Controversy over hydraulic fracturing fluids and their possible effect on drinking water demonstrates the boundless human capacity for inconsistency.

Although chances are low that injected frac fluid will find its way down anyone’s throat, fear persists in parts of the US about contamination of subsurface drinking water.

It persists despite the tens of thousands of frac jobs producers have performed over 60 years without fouling groundwater.

And it persists despite explanations about vertical separation between injection targets and freshwater aquifers, about mechanical controls that keep injectants from entering sensitive strata, and about regulations in place to ensure safe work.

A reason the fear persists is that people don’t know what’s in the small fraction of most frac fluid that isn’t sand and water. The ingredients, in many cases, are commercial secrets.

Companies compete on the basis of the performance of the frac fluids they sell or use—how well they carry proppant, transmit pressure, and clean out fractures, for example.

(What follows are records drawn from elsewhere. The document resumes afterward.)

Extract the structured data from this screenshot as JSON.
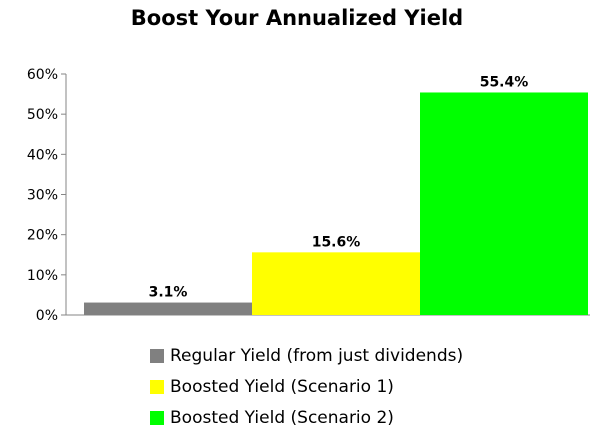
{
  "chart_data": {
    "type": "bar",
    "title": "Boost Your Annualized Yield",
    "xlabel": "",
    "ylabel": "",
    "ylim": [
      0,
      60
    ],
    "yticks": [
      0,
      10,
      20,
      30,
      40,
      50,
      60
    ],
    "y_tick_format": "percent",
    "grid": false,
    "legend_position": "bottom",
    "series": [
      {
        "name": "Regular Yield (from just dividends)",
        "value": 3.1,
        "label": "3.1%",
        "color": "#808080"
      },
      {
        "name": "Boosted Yield (Scenario 1)",
        "value": 15.6,
        "label": "15.6%",
        "color": "#ffff00"
      },
      {
        "name": "Boosted Yield (Scenario 2)",
        "value": 55.4,
        "label": "55.4%",
        "color": "#00ff00"
      }
    ]
  }
}
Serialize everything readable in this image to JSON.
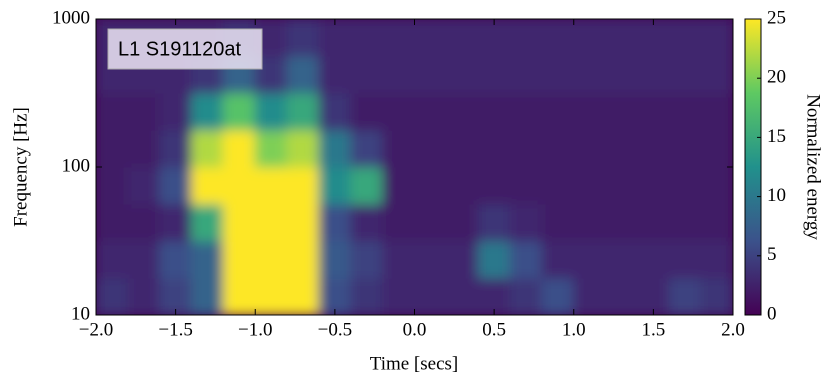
{
  "chart_data": {
    "type": "heatmap",
    "annotation": "L1 S191120at",
    "xlabel": "Time [secs]",
    "ylabel": "Frequency [Hz]",
    "colorbar_label": "Normalized energy",
    "colormap": "viridis",
    "yscale": "log",
    "x": [
      -1.9,
      -1.7,
      -1.5,
      -1.3,
      -1.1,
      -0.9,
      -0.7,
      -0.5,
      -0.3,
      -0.1,
      0.1,
      0.3,
      0.5,
      0.7,
      0.9,
      1.1,
      1.3,
      1.5,
      1.7,
      1.9
    ],
    "y": [
      13.3,
      23.7,
      42.2,
      75,
      133,
      237,
      422,
      750
    ],
    "z": [
      [
        4,
        3,
        5,
        8,
        25,
        25,
        25,
        6,
        4,
        3,
        3,
        3,
        3,
        4,
        6,
        3,
        3,
        3,
        5,
        4
      ],
      [
        3,
        3,
        6,
        8,
        25,
        25,
        25,
        7,
        5,
        3,
        3,
        3,
        10,
        6,
        3,
        3,
        3,
        3,
        3,
        3
      ],
      [
        2,
        2,
        3,
        15,
        25,
        25,
        25,
        6,
        3,
        2,
        2,
        2,
        4,
        3,
        2,
        2,
        2,
        2,
        2,
        2
      ],
      [
        2,
        3,
        6,
        25,
        25,
        25,
        25,
        12,
        15,
        2,
        2,
        2,
        2,
        2,
        2,
        2,
        2,
        2,
        2,
        2
      ],
      [
        2,
        2,
        4,
        22,
        25,
        20,
        22,
        10,
        5,
        2,
        2,
        2,
        2,
        2,
        2,
        2,
        2,
        2,
        2,
        2
      ],
      [
        2,
        2,
        3,
        12,
        18,
        12,
        15,
        4,
        2,
        2,
        2,
        2,
        2,
        2,
        2,
        2,
        2,
        2,
        2,
        2
      ],
      [
        3,
        3,
        3,
        4,
        8,
        4,
        8,
        3,
        3,
        3,
        3,
        3,
        3,
        3,
        3,
        3,
        3,
        3,
        3,
        3
      ],
      [
        3,
        3,
        3,
        3,
        4,
        3,
        4,
        3,
        3,
        3,
        3,
        3,
        3,
        3,
        3,
        3,
        3,
        3,
        3,
        3
      ]
    ],
    "xlim": [
      -2,
      2
    ],
    "xticks": [
      {
        "value": -2,
        "label": "−2.0"
      },
      {
        "value": -1.5,
        "label": "−1.5"
      },
      {
        "value": -1,
        "label": "−1.0"
      },
      {
        "value": -0.5,
        "label": "−0.5"
      },
      {
        "value": 0,
        "label": "0.0"
      },
      0.5,
      {
        "value": 1,
        "label": "1.0"
      },
      1.5,
      {
        "value": 2,
        "label": "2.0"
      }
    ],
    "ylim": [
      10,
      1000
    ],
    "yticks": [
      10,
      100,
      1000
    ],
    "clim": [
      0,
      25
    ],
    "cticks": [
      0,
      5,
      10,
      15,
      20,
      25
    ]
  }
}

The companies don’t want competitors to know what they put into the fluids to make them work as they do.

So an activity mysterious to people unfamiliar with it contains something unknown, which opponents of the activity spin into fear.

The fear is of tiny constituents of a fluid that probably never will come anywhere close to drinking water.

And it’s enough to threaten with federal regulation an operation essential to development of gas shales—and thus of a potentially enormous supply of clean, secure energy.

Yet Americans deliberately drink an average of 3,296 oz/year each of a liquid the formula for which is a notorious secret.

They drink it knowing full well, if they read labels, that each ounce delivers 12 calories, 3.3 g of sugar, and virtually no nutrition.

In other words, what people already know about this liquid should stir worry. And if reaction to frac fluid in the US Northeast followed a pattern for consummately reasonable behavior, what people don’t know about this other liquid’s “natural flavors” long ago would have inspired calls for federal regulation.

But people like how Coca-Cola tastes, so consistency doesn’t matter.